Arcade Fire 'Neon Bible': Aidin Vaziri | "Set my spirit free," Win Butler demands on "My Body Is a Cage," the closing track of Arcade Fire's second album. It might sound as if the Montreal indie-rock band's leader is playing to type. His stage-sagging group's 2004 premiere CD, "Funeral," was all about death, death, death. And yet on "Neon Bible," this is one of only a few times Butler even contemplates the afterlife. Like the cacophonous music that now clangs with military drums and parade fanfare, the songwriter's focus has shifted to politics and thoughts of, well, staying alive. "Don't wanna fight in a holy war," he howls on "Windowsill." Who can blame him? When you're capable of turning out music with this much conviction (plus a dash of '80s melodrama) life's too good.

Various Artists 'We All Love Ennio Morricone': Aidin Vaziri | What kind of tribute is this?

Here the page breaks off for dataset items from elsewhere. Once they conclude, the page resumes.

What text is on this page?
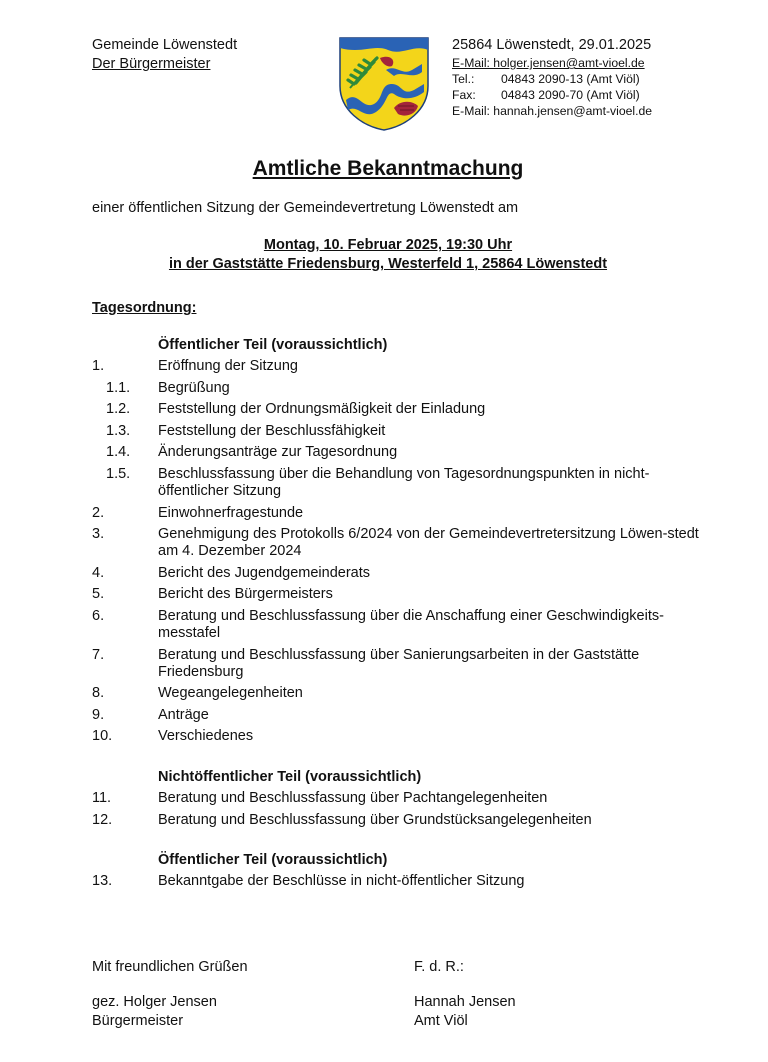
Gemeinde Löwenstedt
Der Bürgermeister
25864 Löwenstedt, 29.01.2025
E-Mail: holger.jensen@amt-vioel.de
Tel.: 04843 2090-13 (Amt Viöl)
Fax: 04843 2090-70 (Amt Viöl)
E-Mail: hannah.jensen@amt-vioel.de
Amtliche Bekanntmachung
einer öffentlichen Sitzung der Gemeindevertretung Löwenstedt am
Montag, 10. Februar 2025, 19:30 Uhr
in der Gaststätte Friedensburg, Westerfeld 1, 25864 Löwenstedt
Tagesordnung:
Öffentlicher Teil (voraussichtlich)
1.	Eröffnung der Sitzung
1.1.	Begrüßung
1.2.	Feststellung der Ordnungsmäßigkeit der Einladung
1.3.	Feststellung der Beschlussfähigkeit
1.4.	Änderungsanträge zur Tagesordnung
1.5.	Beschlussfassung über die Behandlung von Tagesordnungspunkten in nicht-öffentlicher Sitzung
2.	Einwohnerfragestunde
3.	Genehmigung des Protokolls 6/2024 von der Gemeindevertretersitzung Löwen-stedt am 4. Dezember 2024
4.	Bericht des Jugendgemeinderats
5.	Bericht des Bürgermeisters
6.	Beratung und Beschlussfassung über die Anschaffung einer Geschwindigkeits-messtafel
7.	Beratung und Beschlussfassung über Sanierungsarbeiten in der Gaststätte Friedensburg
8.	Wegeangelegenheiten
9.	Anträge
10.	Verschiedenes
Nichtöffentlicher Teil (voraussichtlich)
11.	Beratung und Beschlussfassung über Pachtangelegenheiten
12.	Beratung und Beschlussfassung über Grundstücksangelegenheiten
Öffentlicher Teil (voraussichtlich)
13.	Bekanntgabe der Beschlüsse in nicht-öffentlicher Sitzung
Mit freundlichen Grüßen
gez. Holger Jensen
Bürgermeister
F. d. R.:
Hannah Jensen
Amt Viöl
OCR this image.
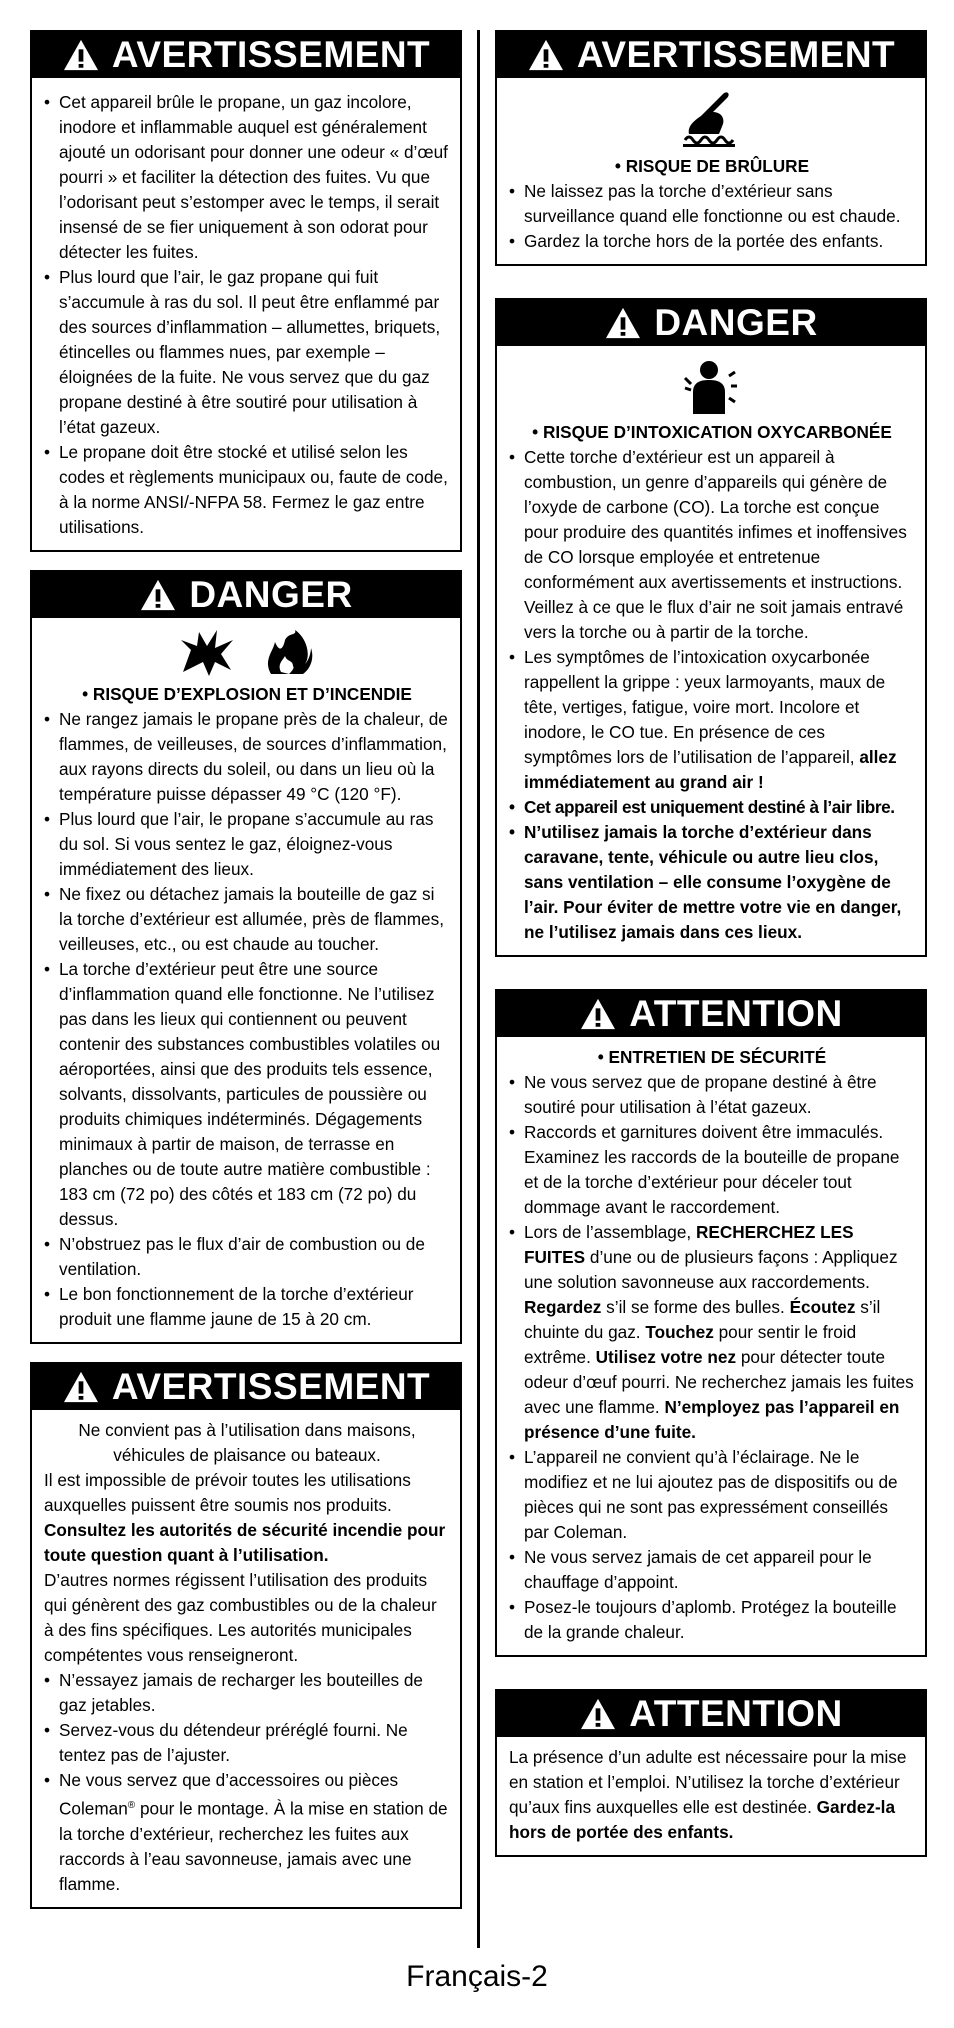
AVERTISSEMENT
• Cet appareil brûle le propane, un gaz incolore, inodore et inflammable auquel est généralement ajouté un odorisant pour donner une odeur « d’œuf pourri » et faciliter la détection des fuites. Vu que l’odorisant peut s’estomper avec le temps, il serait insensé de se fier uniquement à son odorat pour détecter les fuites.
• Plus lourd que l’air, le gaz propane qui fuit s’accumule à ras du sol. Il peut être enflammé par des sources d’inflammation – allumettes, briquets, étincelles ou flammes nues, par exemple – éloignées de la fuite. Ne vous servez que du gaz propane destiné à être soutiré pour utilisation à l’état gazeux.
• Le propane doit être stocké et utilisé selon les codes et règlements municipaux ou, faute de code, à la norme ANSI/-NFPA 58. Fermez le gaz entre utilisations.
DANGER
• RISQUE D’EXPLOSION ET D’INCENDIE
• Ne rangez jamais le propane près de la chaleur, de flammes, de veilleuses, de sources d’inflammation, aux rayons directs du soleil, ou dans un lieu où la température puisse dépasser 49 °C (120 °F).
• Plus lourd que l’air, le propane s’accumule au ras du sol. Si vous sentez le gaz, éloignez-vous immédiatement des lieux.
• Ne fixez ou détachez jamais la bouteille de gaz si la torche d’extérieur est allumée, près de flammes, veilleuses, etc., ou est chaude au toucher.
• La torche d’extérieur peut être une source d’inflammation quand elle fonctionne. Ne l’utilisez pas dans les lieux qui contiennent ou peuvent contenir des substances combustibles volatiles ou aéroportées, ainsi que des produits tels essence, solvants, dissolvants, particules de poussière ou produits chimiques indéterminés. Dégagements minimaux à partir de maison, de terrasse en planches ou de toute autre matière combustible : 183 cm (72 po) des côtés et 183 cm (72 po) du dessus.
• N’obstruez pas le flux d’air de combustion ou de ventilation.
• Le bon fonctionnement de la torche d’extérieur produit une flamme jaune de 15 à 20 cm.
AVERTISSEMENT
Ne convient pas à l’utilisation dans maisons, véhicules de plaisance ou bateaux.
Il est impossible de prévoir toutes les utilisations auxquelles puissent être soumis nos produits. Consultez les autorités de sécurité incendie pour toute question quant à l’utilisation.
D’autres normes régissent l’utilisation des produits qui génèrent des gaz combustibles ou de la chaleur à des fins spécifiques. Les autorités municipales compétentes vous renseigneront.
• N’essayez jamais de recharger les bouteilles de gaz jetables.
• Servez-vous du détendeur préréglé fourni. Ne tentez pas de l’ajuster.
• Ne vous servez que d’accessoires ou pièces Coleman® pour le montage. À la mise en station de la torche d’extérieur, recherchez les fuites aux raccords à l’eau savonneuse, jamais avec une flamme.
AVERTISSEMENT
• RISQUE DE BRÛLURE
• Ne laissez pas la torche d’extérieur sans surveillance quand elle fonctionne ou est chaude.
• Gardez la torche hors de la portée des enfants.
DANGER
• RISQUE D’INTOXICATION OXYCARBONÉE
• Cette torche d’extérieur est un appareil à combustion, un genre d’appareils qui génère de l’oxyde de carbone (CO). La torche est conçue pour produire des quantités infimes et inoffensives de CO lorsque employée et entretenue conformément aux avertissements et instructions. Veillez à ce que le flux d’air ne soit jamais entravé vers la torche ou à partir de la torche.
• Les symptômes de l’intoxication oxycarbonée rappellent la grippe : yeux larmoyants, maux de tête, vertiges, fatigue, voire mort. Incolore et inodore, le CO tue. En présence de ces symptômes lors de l’utilisation de l’appareil, allez immédiatement au grand air !
• Cet appareil est uniquement destiné à l’air libre.
• N’utilisez jamais la torche d’extérieur dans caravane, tente, véhicule ou autre lieu clos, sans ventilation – elle consume l’oxygène de l’air. Pour éviter de mettre votre vie en danger, ne l’utilisez jamais dans ces lieux.
ATTENTION
• ENTRETIEN DE SÉCURITÉ
• Ne vous servez que de propane destiné à être soutiré pour utilisation à l’état gazeux.
• Raccords et garnitures doivent être immaculés. Examinez les raccords de la bouteille de propane et de la torche d’extérieur pour déceler tout dommage avant le raccordement.
• Lors de l’assemblage, RECHERCHEZ LES FUITES d’une ou de plusieurs façons : Appliquez une solution savonneuse aux raccordements. Regardez s’il se forme des bulles. Écoutez s’il chuinte du gaz. Touchez pour sentir le froid extrême. Utilisez votre nez pour détecter toute odeur d’œuf pourri. Ne recherchez jamais les fuites avec une flamme. N’employez pas l’appareil en présence d’une fuite.
• L’appareil ne convient qu’à l’éclairage. Ne le modifiez et ne lui ajoutez pas de dispositifs ou de pièces qui ne sont pas expressément conseillés par Coleman.
• Ne vous servez jamais de cet appareil pour le chauffage d’appoint.
• Posez-le toujours d’aplomb. Protégez la bouteille de la grande chaleur.
ATTENTION
La présence d’un adulte est nécessaire pour la mise en station et l’emploi. N’utilisez la torche d’extérieur qu’aux fins auxquelles elle est destinée. Gardez-la hors de portée des enfants.
Français-2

The cover is an eyesore. The list of contributors looks as if it were pulled from a hat. And the whole thing opens with Celine Dion. She is the last candidate anyone should have considered to honor Italian composer Ennio Morricone, who is best known for his unforgettable scores of films such as "The Mission" and "The Good, the Bad and the Ugly," and who, on Feb. 25, received an honorary Oscar. The thrill of seeing Bruce Springsteen, Andrea Bocelli and Metallica sit side by side is lost after hearing them take on the lofty material. The Boss is lost in an ocean of strings on the instrumental "Once Upon a Time in the West," while Chris Botti and Roger Waters simply fall by the wayside. It's never a good sign when the guest of honor has to get off his throne and step in to get things back on course. Here, Morricone performs three of the tracks himself.

Saturday, March 03, 2007

Live Review: Snow Patrol




Mind your backs, Coldplay. You have some competition: Aidin Vaziri | Gary Lightbody must fantasize about being the lead singer of Metallica. A lot. With his head jerking violently, guitar flailing about and legs splayed wide, you would never guess that his actual band, Snow Patrol, is best known for sensible midtempo ballads used as soundtracks for boring prime-time dramas like "Grey's Anatomy" and "One Tree Hill." But for all his awesome rock-star poses, Lightbody and the rest of the Scottish-Irish quintet still seem to be coming to grips with the arenas their music so effortlessly fills.

Lightbody's idea of between-song comedy -- at a sold-out Bill Graham Civic Auditorium on Thursday -- meant dedicating a love song to Damian Kulash, singer of opening band OK Go, and breaking down Irish stereotypes as such: "We don't bring horses on elevators." The stage set, which consisted primarily of three panels of widely spaced Christmas lights, felt a bit like Coldplay minus a billion dollars. And when the singer pulled a girl up from the audience to sing backing vocals on "Set the Fire to the Third Bar" and knelt at her feet, he was veering dangerously close to Clay Aiken territory.

Consider Snow Patrol a work in progress. Starting out as a shambolic indie act more than a decade ago, the band took years to stumble onto a more emotive and commercially viable sound with its third album, 2003's "Final Straw." But it was last year's "Eyes Open" that really marked its arrival, becoming Britain's best-selling album of 2006, inching toward platinum sales in the United States and launching the heavily downloaded hit "Chasing Cars."

Playing in front of its biggest American audience to date, what the band lacked in grace it made up for with goose bumps. Mixing starry-eyed melodies with emotional storm clouds (typical lyric: "Please just save me from this darkness"), lighter-waving songs like "Open Your Eyes" and, er, "Shut Your Eyes" seemed slightly interchangeable, yes, but at the same time evoked the wide-screen grandeur of classic U2. Each one felt massive, in spite of Lightbody's heavy-metal spasms. The group's confidence in the material allowed it to toss off "Chasing Cars" midway through the set without fear of clearing the room.

If anything, the show felt like a celebration: The dance moves, the bad jokes and the sound of 7,000 voices singing back the words, "If I lay here, if I just lay here/ Would you lie with me and just forget the world." This is what is called progress. Chris Martin better stop making babies and get back to work. He's got competition.